Lo mismo ocurre en las librerías. Las obras de Pablo Neruda, Gabriela Mistral e Isabel Allende se traducen al coreano y llegan a sus lectores desde hace décadas, mientras que los principales títulos de Roberto Bolaño, Alejandro Zambra y otros escritores también han encontrado un lugar en los estantes del país. A través de estos autores, los lectores coreanos han conocido no solo el amor y la soledad, sino también el mundo interior de Chile y de América Latina, marcado por la dictadura y el exilio, la memoria y la pérdida. La literatura de un país que ha dado al mundo dos Premios Nobel se convirtió así, más allá de la distancia geográfica, en parte de la sensibilidad y la reflexión de los coreanos.
Y está el vino.
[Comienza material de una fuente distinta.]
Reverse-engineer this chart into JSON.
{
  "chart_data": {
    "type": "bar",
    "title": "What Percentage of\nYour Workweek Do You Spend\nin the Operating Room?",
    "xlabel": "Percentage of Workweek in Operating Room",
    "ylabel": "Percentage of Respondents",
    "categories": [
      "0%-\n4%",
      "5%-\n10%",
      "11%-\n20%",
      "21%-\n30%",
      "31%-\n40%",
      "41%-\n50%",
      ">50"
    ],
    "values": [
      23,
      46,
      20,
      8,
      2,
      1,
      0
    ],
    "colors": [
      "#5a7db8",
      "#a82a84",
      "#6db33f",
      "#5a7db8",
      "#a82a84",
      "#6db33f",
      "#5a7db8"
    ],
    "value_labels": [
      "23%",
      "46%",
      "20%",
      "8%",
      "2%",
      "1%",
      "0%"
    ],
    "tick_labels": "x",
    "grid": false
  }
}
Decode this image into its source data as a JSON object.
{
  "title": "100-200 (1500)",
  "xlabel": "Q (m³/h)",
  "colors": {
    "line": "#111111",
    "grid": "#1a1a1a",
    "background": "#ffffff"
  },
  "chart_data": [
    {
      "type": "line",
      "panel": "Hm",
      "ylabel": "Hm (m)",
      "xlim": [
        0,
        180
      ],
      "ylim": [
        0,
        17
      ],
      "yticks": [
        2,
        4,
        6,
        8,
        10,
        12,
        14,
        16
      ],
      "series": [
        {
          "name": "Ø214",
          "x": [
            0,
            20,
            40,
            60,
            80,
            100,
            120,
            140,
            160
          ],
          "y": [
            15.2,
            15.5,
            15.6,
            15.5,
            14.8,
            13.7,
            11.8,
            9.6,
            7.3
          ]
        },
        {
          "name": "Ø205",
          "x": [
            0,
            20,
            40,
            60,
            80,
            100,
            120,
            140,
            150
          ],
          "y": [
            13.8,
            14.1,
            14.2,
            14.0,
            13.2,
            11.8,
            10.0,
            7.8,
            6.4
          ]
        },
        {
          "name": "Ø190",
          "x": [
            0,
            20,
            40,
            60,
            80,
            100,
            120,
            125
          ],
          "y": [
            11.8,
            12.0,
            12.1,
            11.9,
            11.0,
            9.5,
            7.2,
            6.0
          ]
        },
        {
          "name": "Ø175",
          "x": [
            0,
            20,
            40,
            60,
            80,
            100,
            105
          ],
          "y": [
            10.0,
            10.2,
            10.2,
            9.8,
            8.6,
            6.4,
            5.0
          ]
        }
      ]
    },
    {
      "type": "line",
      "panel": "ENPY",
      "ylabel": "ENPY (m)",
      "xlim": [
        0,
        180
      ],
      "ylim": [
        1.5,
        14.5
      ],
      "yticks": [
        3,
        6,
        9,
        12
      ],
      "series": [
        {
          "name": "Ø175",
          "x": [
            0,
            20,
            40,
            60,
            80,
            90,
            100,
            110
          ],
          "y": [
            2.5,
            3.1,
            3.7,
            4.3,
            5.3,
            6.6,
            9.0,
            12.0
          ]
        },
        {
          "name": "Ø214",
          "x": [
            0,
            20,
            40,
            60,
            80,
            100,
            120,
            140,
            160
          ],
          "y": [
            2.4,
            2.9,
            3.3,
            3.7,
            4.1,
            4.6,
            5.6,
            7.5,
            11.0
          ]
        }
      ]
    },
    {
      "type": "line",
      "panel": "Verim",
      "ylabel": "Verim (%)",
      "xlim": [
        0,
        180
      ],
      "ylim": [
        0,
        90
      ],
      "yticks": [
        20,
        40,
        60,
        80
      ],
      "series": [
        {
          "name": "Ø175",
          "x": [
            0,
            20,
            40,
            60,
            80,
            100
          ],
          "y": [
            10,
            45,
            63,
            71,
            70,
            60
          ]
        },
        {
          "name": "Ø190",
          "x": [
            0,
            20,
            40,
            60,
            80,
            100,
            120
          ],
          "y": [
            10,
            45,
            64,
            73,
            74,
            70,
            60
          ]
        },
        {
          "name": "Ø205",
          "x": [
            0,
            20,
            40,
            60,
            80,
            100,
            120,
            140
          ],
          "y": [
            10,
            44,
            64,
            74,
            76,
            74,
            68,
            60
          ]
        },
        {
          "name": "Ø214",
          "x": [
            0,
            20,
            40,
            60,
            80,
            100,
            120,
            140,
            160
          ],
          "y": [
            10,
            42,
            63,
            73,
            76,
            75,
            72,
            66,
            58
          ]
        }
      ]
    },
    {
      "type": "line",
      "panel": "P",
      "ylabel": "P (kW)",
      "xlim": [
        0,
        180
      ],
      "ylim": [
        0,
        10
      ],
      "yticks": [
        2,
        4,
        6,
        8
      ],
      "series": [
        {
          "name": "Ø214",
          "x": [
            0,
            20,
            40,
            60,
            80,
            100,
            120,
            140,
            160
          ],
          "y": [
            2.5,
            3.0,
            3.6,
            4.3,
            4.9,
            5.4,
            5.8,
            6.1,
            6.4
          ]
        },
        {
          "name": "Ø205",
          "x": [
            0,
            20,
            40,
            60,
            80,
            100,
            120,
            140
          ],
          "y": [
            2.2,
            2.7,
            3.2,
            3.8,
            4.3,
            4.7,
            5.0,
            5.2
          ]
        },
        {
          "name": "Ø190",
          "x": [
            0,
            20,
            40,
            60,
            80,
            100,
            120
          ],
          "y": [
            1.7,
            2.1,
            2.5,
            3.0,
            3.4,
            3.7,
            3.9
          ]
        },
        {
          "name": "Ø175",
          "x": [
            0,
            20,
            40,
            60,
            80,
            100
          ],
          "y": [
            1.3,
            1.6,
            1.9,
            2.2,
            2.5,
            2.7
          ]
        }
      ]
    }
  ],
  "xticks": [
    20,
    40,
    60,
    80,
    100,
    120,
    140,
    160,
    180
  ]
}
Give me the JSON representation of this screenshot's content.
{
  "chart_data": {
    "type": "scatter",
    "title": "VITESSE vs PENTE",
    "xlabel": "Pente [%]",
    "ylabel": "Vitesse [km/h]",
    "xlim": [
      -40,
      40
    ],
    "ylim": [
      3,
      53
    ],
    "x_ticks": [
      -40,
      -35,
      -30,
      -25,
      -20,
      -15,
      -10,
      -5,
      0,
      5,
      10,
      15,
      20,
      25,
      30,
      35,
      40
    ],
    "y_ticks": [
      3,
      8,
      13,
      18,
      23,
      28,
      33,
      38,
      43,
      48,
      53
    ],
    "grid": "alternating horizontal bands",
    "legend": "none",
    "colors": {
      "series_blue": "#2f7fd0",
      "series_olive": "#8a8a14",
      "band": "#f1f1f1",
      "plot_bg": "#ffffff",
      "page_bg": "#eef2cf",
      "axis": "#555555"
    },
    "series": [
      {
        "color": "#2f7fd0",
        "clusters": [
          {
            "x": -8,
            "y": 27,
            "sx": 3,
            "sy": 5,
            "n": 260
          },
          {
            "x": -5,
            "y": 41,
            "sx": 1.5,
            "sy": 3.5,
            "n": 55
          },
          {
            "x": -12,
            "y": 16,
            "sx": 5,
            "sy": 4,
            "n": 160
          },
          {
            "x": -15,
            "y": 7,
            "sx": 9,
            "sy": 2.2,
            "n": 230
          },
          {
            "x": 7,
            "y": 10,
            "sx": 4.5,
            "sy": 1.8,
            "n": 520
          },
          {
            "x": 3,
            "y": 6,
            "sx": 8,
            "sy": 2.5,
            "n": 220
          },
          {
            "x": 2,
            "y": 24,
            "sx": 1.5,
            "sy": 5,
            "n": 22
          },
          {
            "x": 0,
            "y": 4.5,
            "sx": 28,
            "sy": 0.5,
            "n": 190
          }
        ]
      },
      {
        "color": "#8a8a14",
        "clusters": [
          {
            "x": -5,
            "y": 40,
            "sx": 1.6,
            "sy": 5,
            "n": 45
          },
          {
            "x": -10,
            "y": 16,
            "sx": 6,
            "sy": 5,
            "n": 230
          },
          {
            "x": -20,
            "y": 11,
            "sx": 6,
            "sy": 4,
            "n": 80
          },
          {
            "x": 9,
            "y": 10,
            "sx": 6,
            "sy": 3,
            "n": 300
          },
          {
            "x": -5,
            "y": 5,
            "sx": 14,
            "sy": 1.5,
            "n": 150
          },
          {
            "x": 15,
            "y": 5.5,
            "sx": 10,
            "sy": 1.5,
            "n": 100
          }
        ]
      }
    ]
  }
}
La transformación del vino en Corea —de lujo reservado para ocasiones especiales a bebida disfrutada en la vida cotidiana— debe mucho a los vinos chilenos. Su calidad y precio accesible abrieron para numerosos consumidores coreanos la primera puerta de entrada al mundo del vino.
Así ocurrió también conmigo. Casi no bebía alcohol. Sin embargo, mientras trabajaba en Chile, un amigo me enseñó a acercarme de verdad al vino. Me gustó su sabor, pero lo que más me atrajo fue la cultura que lo rodeaba. Alrededor de una botella, los chilenos no hablaban únicamente de negocios: conversaban sobre la familia, la vida y el futuro. Aprendí a apreciar esa pausa y esa manera de dialogar.
Después de regresar a Corea estudié el vino de manera sistemática y obtuve una certificación como sommelier. Hoy presento vinos chilenos en catas. Es la evidencia más pequeña, pero también más concreta, del intercambio cultural entre Chile y Corea que he vivido: Chile transformó los gustos, los hábitos e incluso la forma de conversar de una persona.
La trayectoria del vino chileno también resulta admirable. Gracias a sus vides antiguas, preservadas de la filoxera, a la diversidad de sus terroirs y a décadas de innovación orientada a la calidad, Chile alcanzó un nivel de reconocimiento mundial. En la cata a ciegas celebrada en Berlín en 2004, vinos chilenos se situaron por delante de algunos de los grandes vinos de los europeos. Ese recorrido me recuerda la historia del desarrollo industrial de Corea, que partió de las ruinas de la guerra para competir en los mercados mundiales. Lo que comparten ambos países no son condiciones favorables, sino la experiencia de transformar las dificultades mediante la innovación.
Las cumbres presidenciales dejan acuerdos y declaraciones conjuntas. Pero quienes sostienen en el tiempo la relación entre dos países son las personas que escuchan la música del otro, leen su literatura, comparten la mesa y una copa, e intercambian historias sobre sus vidas. Confío en que la visita del presidente Lee Jae Myung a Chile profundizará y ampliará este cauce cultural que ya fluye en ambas direcciones.
Así como la cultura coreana ha encontrado una nueva vida en Chile, Chile ya vive silenciosamente en la vida de los coreanos.
Hwang Jung-han. Asesor del Consejo Coreano para América Latina y el Caribe; ex Ministro Consejero y Cónsul General de la Embajada de la República de Corea en Chile; autor de ¿Por qué Chile ahora?